Robi Santucho y Sayo, su pareja, visitan al profesor Ely en su residencia de Princeton, Nueva Jersey. El profesor está casado con una excéntrica rubia millonaria que apoya la causa del azúcar en los países pobres. El profesor Ely estudia la industria dulce en la Cuba del siglo XVII.
Santucho llega al Hormiguero rojo de los Ely. Beben whisky y ríen hasta la madrugada mientras desgranan los sueños revolucionarios. Por la tarde, Robi, ufano, camina por las calles de Princeton y se deslumbra con las luces y las residencias de los propietarios yanquis. Ve los autos refulgentes y negros al lado de los jardines amplios y generosos, ve el cielo azul interminable, las veredas laberínticas de la universidad, las librerías, las reuniones jocosas de los jóvenes estudiantes, ve la lejanía de la vida acomodada y confirma que a él no le interesan ni el oropel ni la risa fácil ni el conocimiento abstracto, falsamente desinteresado. Princeton es, para Robi, la universidad opulenta y magnífica y la sede indiferente del arco iris burgués y zafio.
Al día siguiente, Robi se queda en la habitación serena y disfruta del silencio casi campestre de la mañana parca. Aún no ha bebido el desayuno y no sabe que lo esperan las balas atroces de Villa Martelli y la sangre desparramada y salvaje, el odio atroz de los gendarmes, la selva lunática y fervorosa de los valles; algo intuye pero no sospecha el rompecabezas de su muerte.

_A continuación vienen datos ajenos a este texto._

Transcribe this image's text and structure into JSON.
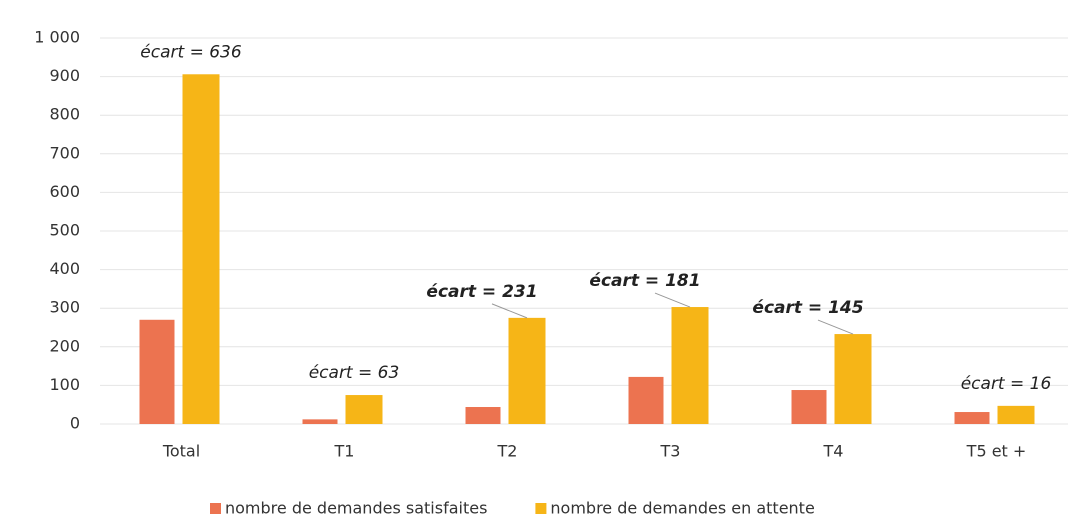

Su mujer, Sayo, tampoco lo sabe. Nadie puede saber que será el heredero dislocado de Tupac Amaru y el sucesor extraño de un Rousseau argentino. Ni siquiera Robi lo sabe; él, que anticipa los colores del crepúsculo en el norte argentino, que toca el hueso de las convulsiones en los ingenios convulsos y que adivina a kilómetros el olor de la caña quemada en los arrabales, no lo sabe.
Lo que sí tiene a mano es la confirmación de su viaje a Cuba, ese recorrido gestionado por el profesor Ely y que modificará la cara de la luna, la espada de fuego de la lucha y el enfrentamiento fracasado en Monte Chingolo. Todo cambia con el aviso del profesor Ely; incluso, lo que aún no tiene nombre. Ely, con un vaso de whisky en la mano temblorosa, le da las señas de sus pasos en la isla hecha de pólvora.
La segunda noche es larga; dialogan y brindan hasta tarde, hasta que los faroles gastados de la avenida estadounidense largan los últimos destellos azulados.
Exaltado, sin poder calmar la respiración agitada por la expectativa, Santucho se recuesta junto a Sayo: ella le habla pero él no la escucha. Tiene los grillos de la esperanza en sus oídos como panales de fervor.
Aun así, esa noche duerme. Hasta esa penumbra las cosas son iguales a sí mismas. Si hubiera un dios del futuro, se podría decir que en la oscuridad amarilla del Hormiguero rojo se instala la llave que instala el quiebre del sentido.